Traders will race against time every time they encounter a trading opportunity. They wish they could place orders in 0.01 seconds, but on the way to restraining bad emotions, they must slow down. Before placing an order, you must take a look at the "little note" you wrote to see if the transaction you want to make now contains the bad trading psychology written on the "little note". If it exists, please think about it again; if it does not exist, then implement it decisively.

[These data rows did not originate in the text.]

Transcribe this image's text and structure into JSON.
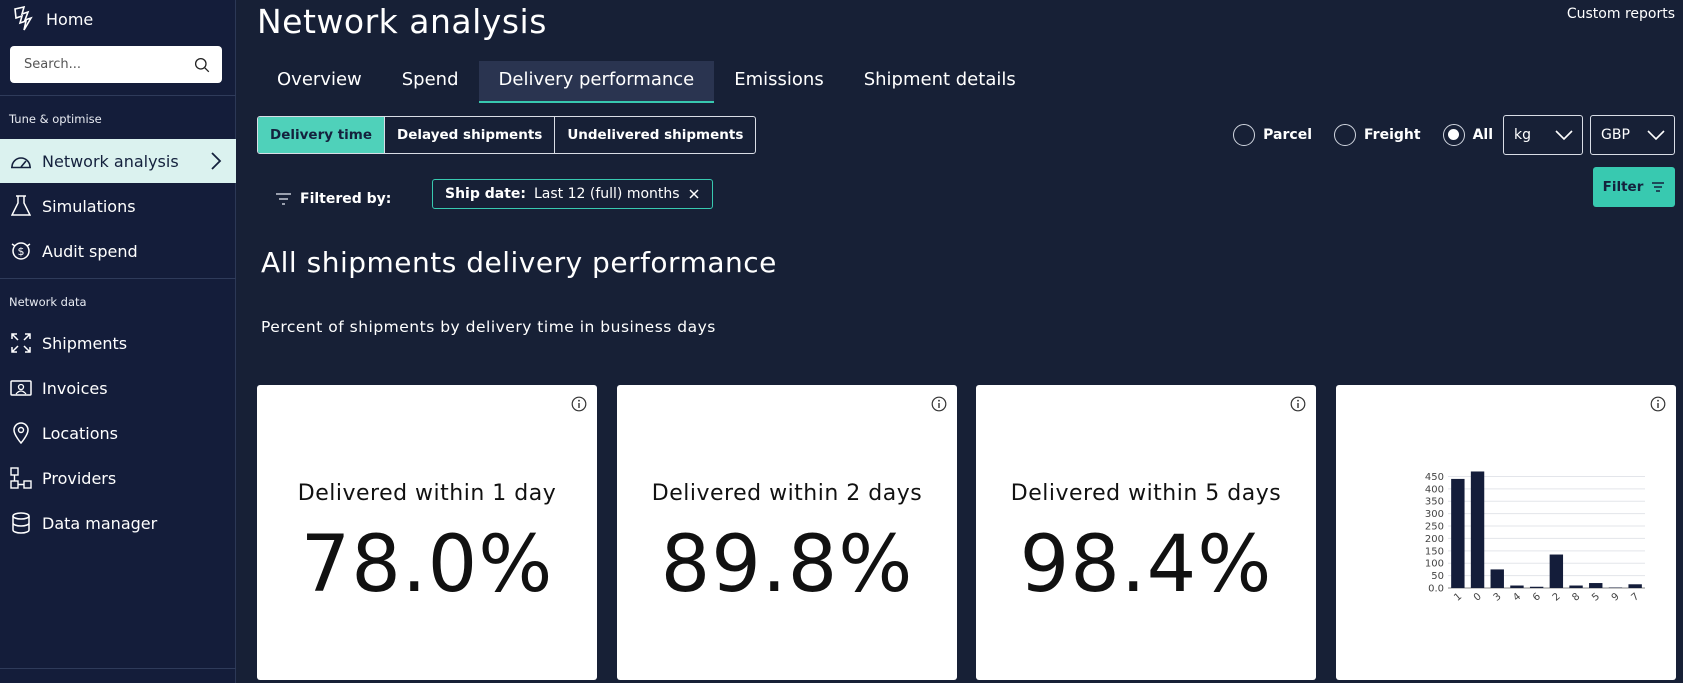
{
  "sidebar": {
    "home_label": "Home",
    "search_placeholder": "Search...",
    "section_tune": "Tune & optimise",
    "section_network": "Network data",
    "items_top": [
      {
        "label": "Network analysis",
        "icon": "gauge-icon",
        "active": true
      },
      {
        "label": "Simulations",
        "icon": "flask-icon"
      },
      {
        "label": "Audit spend",
        "icon": "audit-icon"
      }
    ],
    "items_bottom": [
      {
        "label": "Shipments",
        "icon": "expand-icon"
      },
      {
        "label": "Invoices",
        "icon": "invoice-icon"
      },
      {
        "label": "Locations",
        "icon": "location-pin-icon"
      },
      {
        "label": "Providers",
        "icon": "providers-icon"
      },
      {
        "label": "Data manager",
        "icon": "database-icon"
      }
    ]
  },
  "header": {
    "title": "Network analysis",
    "custom_reports": "Custom reports"
  },
  "tabs": [
    "Overview",
    "Spend",
    "Delivery performance",
    "Emissions",
    "Shipment details"
  ],
  "active_tab": "Delivery performance",
  "segments": [
    "Delivery time",
    "Delayed shipments",
    "Undelivered shipments"
  ],
  "active_segment": "Delivery time",
  "radios": [
    {
      "label": "Parcel",
      "selected": false
    },
    {
      "label": "Freight",
      "selected": false
    },
    {
      "label": "All",
      "selected": true
    }
  ],
  "unit_select": "kg",
  "currency_select": "GBP",
  "filter_button": "Filter",
  "filtered_by": "Filtered by:",
  "chip": {
    "key": "Ship date:",
    "value": "Last 12 (full) months"
  },
  "section_title": "All shipments delivery performance",
  "section_subtitle": "Percent of shipments by delivery time in business days",
  "cards": [
    {
      "label": "Delivered within 1 day",
      "value": "78.0%"
    },
    {
      "label": "Delivered within 2 days",
      "value": "89.8%"
    },
    {
      "label": "Delivered within 5 days",
      "value": "98.4%"
    }
  ],
  "chart_data": {
    "type": "bar",
    "categories": [
      "1",
      "0",
      "3",
      "4",
      "6",
      "2",
      "8",
      "5",
      "9",
      "7"
    ],
    "values": [
      440,
      470,
      75,
      10,
      5,
      135,
      10,
      20,
      2,
      15
    ],
    "y_ticks": [
      "0.0",
      "50",
      "100",
      "150",
      "200",
      "250",
      "300",
      "350",
      "400",
      "450"
    ],
    "ylim": [
      0,
      480
    ],
    "bar_color": "#141d3a",
    "grid": true
  },
  "colors": {
    "accent": "#38c9b0",
    "background": "#172036",
    "sidebar": "#141d3a"
  }
}
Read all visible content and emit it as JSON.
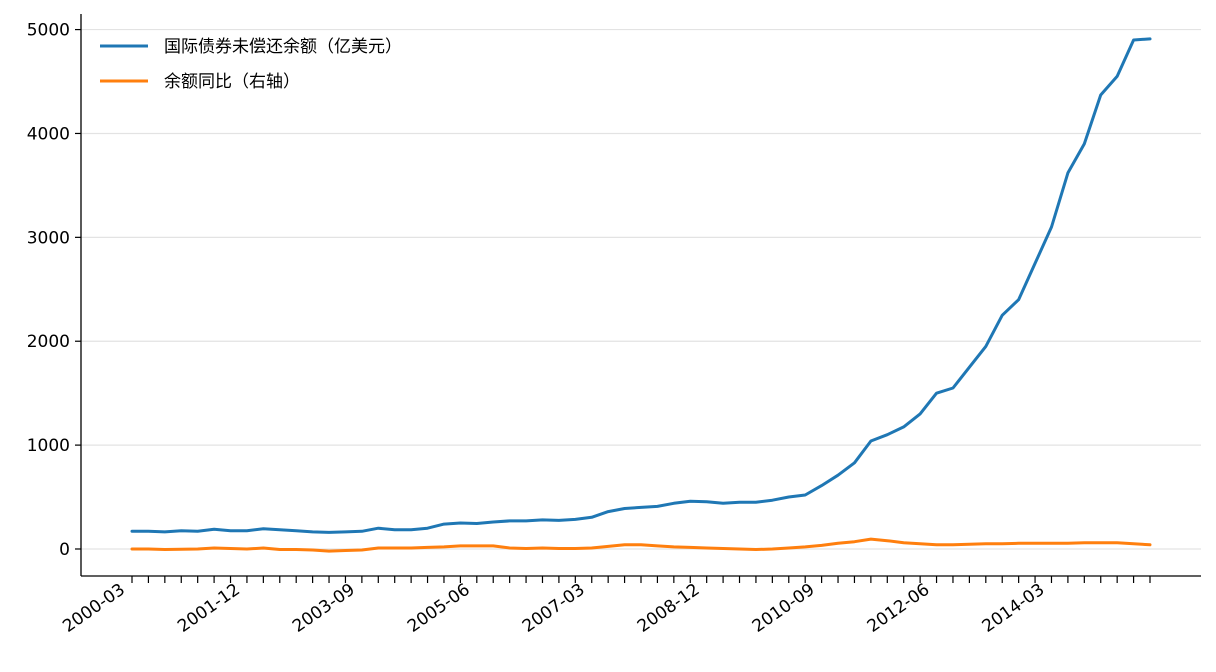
{
  "chart_data": {
    "type": "line",
    "title": "",
    "xlabel": "",
    "ylabel": "",
    "ylim": [
      -260,
      5150
    ],
    "yticks": [
      0,
      1000,
      2000,
      3000,
      4000,
      5000
    ],
    "grid": "horizontal",
    "legend_position": "top-left",
    "x": [
      "2000-03",
      "2000-06",
      "2000-09",
      "2000-12",
      "2001-03",
      "2001-06",
      "2001-09",
      "2001-12",
      "2002-03",
      "2002-06",
      "2002-09",
      "2002-12",
      "2003-03",
      "2003-06",
      "2003-09",
      "2003-12",
      "2004-03",
      "2004-06",
      "2004-09",
      "2004-12",
      "2005-03",
      "2005-06",
      "2005-09",
      "2005-12",
      "2006-03",
      "2006-06",
      "2006-09",
      "2006-12",
      "2007-03",
      "2007-06",
      "2007-09",
      "2007-12",
      "2008-03",
      "2008-06",
      "2008-09",
      "2008-12",
      "2009-03",
      "2009-06",
      "2009-09",
      "2009-12",
      "2010-03",
      "2010-06",
      "2010-09",
      "2010-12",
      "2011-03",
      "2011-06",
      "2011-09",
      "2011-12",
      "2012-03",
      "2012-06",
      "2012-09",
      "2012-12",
      "2013-03",
      "2013-06",
      "2013-09",
      "2013-12",
      "2014-03",
      "2014-06",
      "2014-09",
      "2014-12",
      "2015-03",
      "2015-06",
      "2015-09"
    ],
    "x_tick_labels": [
      "2000-03",
      "2001-12",
      "2003-09",
      "2005-06",
      "2007-03",
      "2008-12",
      "2010-09",
      "2012-06",
      "2014-03"
    ],
    "x_tick_label_indices": [
      0,
      7,
      14,
      21,
      28,
      35,
      42,
      49,
      56
    ],
    "series": [
      {
        "name": "国际债券未偿还余额（亿美元）",
        "color": "#1f77b4",
        "values": [
          170,
          170,
          165,
          175,
          170,
          190,
          175,
          175,
          195,
          185,
          175,
          165,
          160,
          165,
          170,
          200,
          185,
          185,
          200,
          240,
          250,
          245,
          260,
          270,
          270,
          280,
          275,
          285,
          305,
          360,
          390,
          400,
          410,
          440,
          460,
          455,
          440,
          450,
          450,
          470,
          500,
          520,
          610,
          710,
          830,
          1040,
          1100,
          1175,
          1300,
          1500,
          1550,
          1750,
          1950,
          2250,
          2400,
          2750,
          3100,
          3620,
          3900,
          4370,
          4550,
          4900,
          4910
        ]
      },
      {
        "name": "余额同比（右轴）",
        "color": "#ff7f0e",
        "values": [
          0,
          0,
          -5,
          -3,
          0,
          10,
          5,
          0,
          10,
          -5,
          -5,
          -10,
          -20,
          -15,
          -10,
          10,
          10,
          10,
          15,
          20,
          30,
          30,
          30,
          10,
          5,
          10,
          5,
          5,
          10,
          25,
          40,
          40,
          30,
          20,
          15,
          10,
          5,
          0,
          -5,
          0,
          10,
          20,
          35,
          55,
          70,
          95,
          80,
          60,
          50,
          40,
          40,
          45,
          50,
          50,
          55,
          55,
          55,
          55,
          60,
          60,
          60,
          50,
          40
        ]
      }
    ]
  }
}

Although this word is used too strongly, most people step into the same wrong river repeatedly throughout their lives. Some psychological patterns will repeatedly affect your trading system. The pre-market summary of the next day will help you to look at the previous day's transactions soberly, and be sure to find those key transactions with "self-destructive" tendencies. Don't blame your losses on bad luck or other people. If you have the patience, you can create your own trading journal and summarize recurring patterns of success and failure. Stick to good trading behavior and end the bad historical cycle.
Many traders, especially those with successful experience, are unwilling to take risks when they should. However, the capital market, especially the futures market, is a high-risk investment product with leverage. Traders must understand that this is not a sure-win game. Some traders do not accept losses and choose to "resist" when they make errors in judgment in the transaction itself. This is not good. You must understand that if you fight hard, you will make a small amount of money; but if you fight hard and make a mistake, you will lose a lot of money. Everyone understands that take profit should be greater than stop loss, but why do we choose a trading method that does more harm than good when executing?
As a trader, you often bear transaction risks. As a high-risk trader, you should think about the reasonable range of risk control before making every decision. Make a plan and stick to it. Because once you miss the opportunity to execute and go in the opposite direction to your expectations, if you still avoid it, it will only make it more difficult to control your emotions.